The bare dozen blocks of houses still standing in Georgetown were mostly farther south, right across the road from the airfield—single-family structures from the first third of the twentieth century being renovated by hopeful yuppies who were not likely to take in guests from the parole board. Up by the old brewery where Simondson’s body had been found, only two blocks of old wooden houses stood in domestic isolation west of the freeway off-ramp, and I doubted most of them would have suited his taste.

Solis continued. “He was staying at a cheap motel near the airport.” The coincidence that I’d been in the area just hours after the man’s death was disturbing: Georgetown lies eight miles due north of the airport on the route to Seattle. The cheapest airport hotels with weekly rates were mostly on the north end of International Boulevard, where it passed a cemetery and approached the new light rail station next to the freeway. Neither were the sort of places in which Simondson would have willingly spent time before his incarceration, and I couldn’t imagine Boeing hiring him on straight from jail. Georgetown was a bit rough but hardly Blood Alley, so any nonindustrial death there was remarkable. I didn’t buy the coincidence any more than Solis did and the timing was more suspicious than he knew.

About four days ago in London I’d been told that my assailant had been seduced and manipulated to kill me. The next night, I took out the vampire who’d done it and wrecked Wygan’s plans for London and myself. Even vampires can use a telephone or e-mail, so one of the asetem in London had let their Pharaohn know things had gone bad and how. I could guess which white-skinned monstrosity that had been. I’d tied off my own loose ends in London, Wygan had tied off some of his here, and all the oddities of timing were no more coincidence than I was a pastry chef. Wygan didn’t want me to talk to the man who’d killed me. Too bad for him that I wasn’t inclined to be pushed any further. I’d just have to hunt down the guy’s ghost instead.

“What’s the autopsy say?” I asked, reclaiming my coffee cup.

“No report yet.”

“You think the body might have been dumped?” Because if it wasn’t, what had brought Simondson—middle-aged and conservative—into Seattle’s post-grunge bohemia in the first place?

Solis shrugged. “Perhaps. I may not have time to follow up until the report is in. While you have been gone, the homicide rate doubled.”

“You can’t blame that on me.”

“Not legally. Not logically. But it feels right.”

“Gosh, thanks. Now I’m home, it might go back down.” But I wasn’t betting on it.

Solis didn’t seem inclined to bet that way either, but he didn’t say anything. He took my flippant attitude and pointed look as a hint that I wanted him to go away since he couldn’t arrest me. He put down his mug and walked to the door without my having to push him.

“You shall let me know what you discover.”

“Of course. And you won’t try to arrest me for every weird occurrence in King County.”

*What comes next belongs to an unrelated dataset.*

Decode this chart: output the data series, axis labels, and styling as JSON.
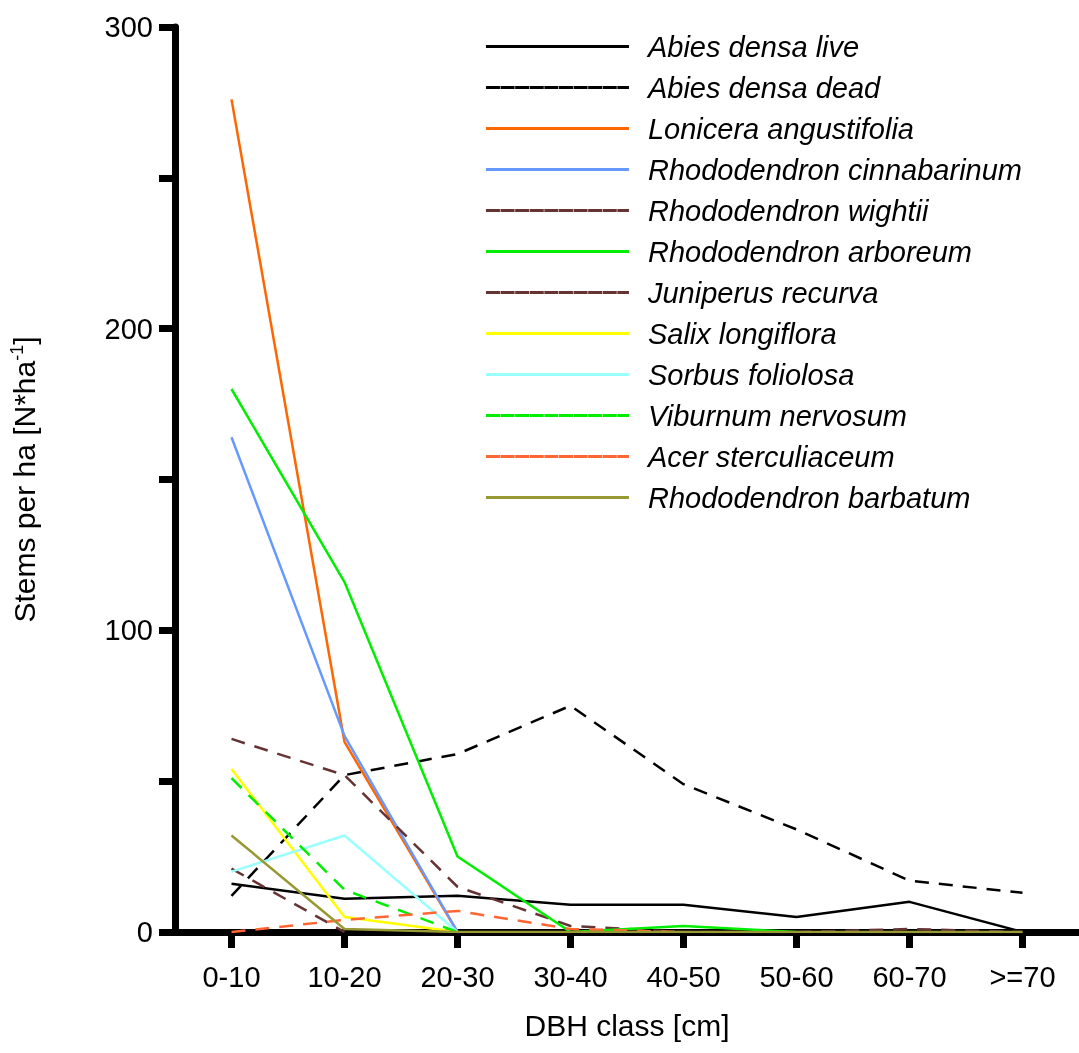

He raised his eyebrows as if I shouldn’t count on that. “Stay out of trouble. Or at least off my case load.”

“I don’t intend to land on your desk or Fishkiller’s slab, thanks.”

“Ah, but the best of intentions ...” Solis said, waggling his hand dismissively as he strode out into the hall and to the elevator without looking back.

I frowned after him as I retreated inside and locked the door, thinking that if I were Wygan, I’d have put my pet security guy on the job of tidying up: It kept him too busy to wonder what the boss was up to, and Goodall was strong, ruthless, and smart enough to know the moves without the disadvantages of the usual vampire time limits during summer hours. It also had that classy “I’m one step ahead of you” touch that’s so endearing when you deal with psychotics and megalomaniacs.